Answer: When SparkSession is created, each worker starts one executor. This is a separate java process or you can say new JVM, and it loads application jar in this JVM. Now executors connect back to your driver program and driver send them commands, like, foreach, filter, map etc. As soon as the driver quits, the executors shut down.
Question: Please define executors in detail?
Answer: Executors are distributed agents responsible for executing tasks. Executors provide in-memory storage for RDDs that are cached in Spark applications. When executors are started they register themselves with the driver and communicate directly to execute tasks.
Question: What is DAGSchedular and how it performs?
Answer: DAGScheduler is the scheduling layer of Apache Spark that implements stage-oriented scheduling, i.e. after a DataFrame action has been called it becomes a job that is then transformed into a set of stages that are submitted as TaskSets for execution.
DAGScheduler uses an event queue architecture in which a thread can post DAGSchedulerEvent events, e.g. a new job or stage being submitted, that DAGScheduler reads and executes sequentially.
Question: What is stage, with regards to Spark Job execution?
Answer: A stage is a set of parallel tasks, one per partition of a DataFrame, that compute partial results of a function executed as part of a Spark job.
Question: What is Task, with regards to Spark Job execution?
Answer: Task is an individual unit of work for executors to run. It is an individual unit of physical execution (computation) that runs on a single machine for parts of your Spark application on a data. All tasks in a stage should be completed before moving on to another stage.
1. A task can also be considered a computation in a stage on a partition in a given job attempt.
2. A Task belongs to a single stage and operates on a single partition (a part of a DataFrame).
3. Tasks are spawned one by one for each stage and data partition.
Question: What is Speculative Execution of a tasks?
Answer: Speculative tasks or task strugglers are tasks that run slower than most of the all tasks in a job.
Speculative execution of tasks is a health-check procedure that checks for tasks to be speculated, i.e. running slower in a stage than the median of all successfully completed tasks in a taskset. Such slow tasks will be re-launched in another worker. It will not stop the slow tasks, but run a new copy in parallel.

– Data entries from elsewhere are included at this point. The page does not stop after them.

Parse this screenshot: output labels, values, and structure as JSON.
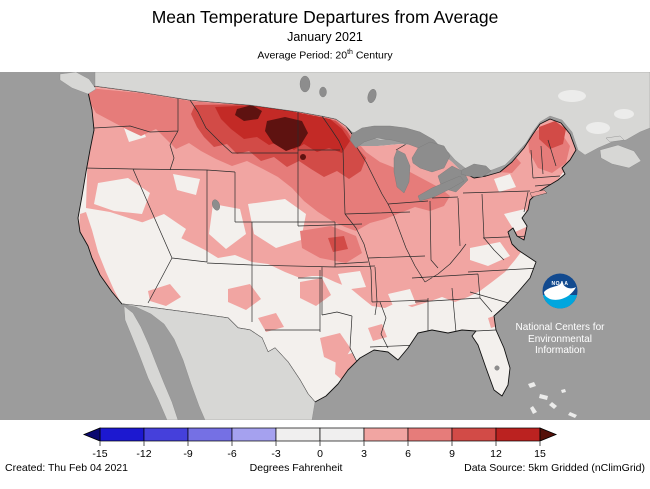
{
  "header": {
    "title": "Mean Temperature Departures from Average",
    "subtitle": "January 2021",
    "period_prefix": "Average Period: 20",
    "period_sup": "th",
    "period_suffix": " Century"
  },
  "map": {
    "noaa_logo": {
      "acronym": "NOAA",
      "org_lines": [
        "National Centers for",
        "Environmental",
        "Information"
      ]
    }
  },
  "colorbar": {
    "ticks": [
      "-15",
      "-12",
      "-9",
      "-6",
      "-3",
      "0",
      "3",
      "6",
      "9",
      "12",
      "15"
    ],
    "segments": [
      "#1C18D0",
      "#4540DB",
      "#7570E4",
      "#A5A1EF",
      "#F0EFEF",
      "#F0EFEF",
      "#F1A5A2",
      "#E67C7A",
      "#D24B47",
      "#BB2220"
    ],
    "arrow_left": "#0B0970",
    "arrow_right": "#551008"
  },
  "footer": {
    "created": "Created: Thu Feb 04 2021",
    "unit": "Degrees Fahrenheit",
    "source": "Data Source: 5km Gridded (nClimGrid)"
  },
  "colors": {
    "ocean": "#9C9C9C",
    "foreign": "#D7D7D5",
    "foreign-light": "#ECECEB",
    "lake": "#8D8D8D",
    "us-base": "#F3F0ED",
    "lv1": "#F1A5A2",
    "lv2": "#E67C7A",
    "lv3": "#D24B47",
    "lv4": "#C32A26",
    "lv5": "#5E1210",
    "state-line": "#2B2B2B",
    "nation-line": "#111111",
    "logo-dark": "#124A8F",
    "logo-light": "#00A6DE"
  }
}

Question: Which all cluster manager can be used with Spark?
Answer: Apache Mesos, Hadoop YARN, Spark standalone and Spark local: Local node or on single JVM. Drivers and executor runs in same JVM. In this case same node will be used for execution.
Question: What is a BlockManager?
Answer: Block Manager is a key-value store for blocks that acts as a cache. It runs on every node, i.e. a driver and executors, in a Spark runtime environment. It provides interfaces for putting and retrieving blocks both locally and remotely into various stores, i.e. memory, disk, and offheap.
A BlockManager manages the storage for most of the data in Spark, i.e. block that represent a cached RDD partition, intermediate shuffle data, and broadcast data.
Question: What is Data locality / placement?
Answer: Spark relies on data locality or data placement or proximity to data source that makes Spark jobs sensitive to where the data is located. It is therefore important to have Spark running on Hadoop YARN cluster if the data comes from HDFS.
With HDFS the Spark driver contacts NameNode about the DataNodes (ideally local) containing the various blocks of a file or directory as well as their locations (represented as InputSplits), and then schedules the work to the SparkWorkers. Spark’s compute nodes / workers should be running on storage nodes.
Question: What is master URL in local mode?
Answer: You can run Spark in local mode using local , local[n] or the most general local[*].
The URL says how many threads can be used in total:
· local uses 1 thread only.
· local[n] uses n threads.
· local[*] uses as many threads as the number of processors available to the Java virtual machine (it uses Runtime.getRuntime.availableProcessors() to know the number).
Question: Define components of YARN?
Answer: YARN components are below
ResourceManager: runs as a master daemon and manages ApplicationMasters and NodeManagers.
ApplicationMaster: is a lightweight process that coordinates the execution of tasks of an application and asks the ResourceManager for resource containers for tasks. It monitors tasks, restarts failed ones, etc. It can run any type of tasks, be them MapReduce tasks or Giraph tasks, or Spark tasks.
NodeManager offers resources (memory and CPU) as resource containers.
NameNode: Holds the information regarding where each block is stored on the HDFS.
Container: can run tasks, including ApplicationMasters.
Question: What is a Broadcast Variable?
Answer: Broadcast variables allow the programmer to keep a read-only variable cached on each machine rather than shipping a copy of it with tasks.
Question: How can you define Spark Accumulators?
Answer: This are similar to counters in Hadoop MapReduce framework, which gives information regarding completion of tasks, or how much data is processed etc.
Question: What is Apache Parquet format?
Ans: Apache Parquet is a columnar storage format
Question: What is Apache Spark Structured Streaming?
Answer: Spark Streaming helps to process live stream data. Data can be ingested from many sources like Kafka, Flume, Twitter, ZeroMQ, Kinesis, or TCP sockets, and can be processed using complex algorithms expressed with high-level functions like map, reduce, join and window.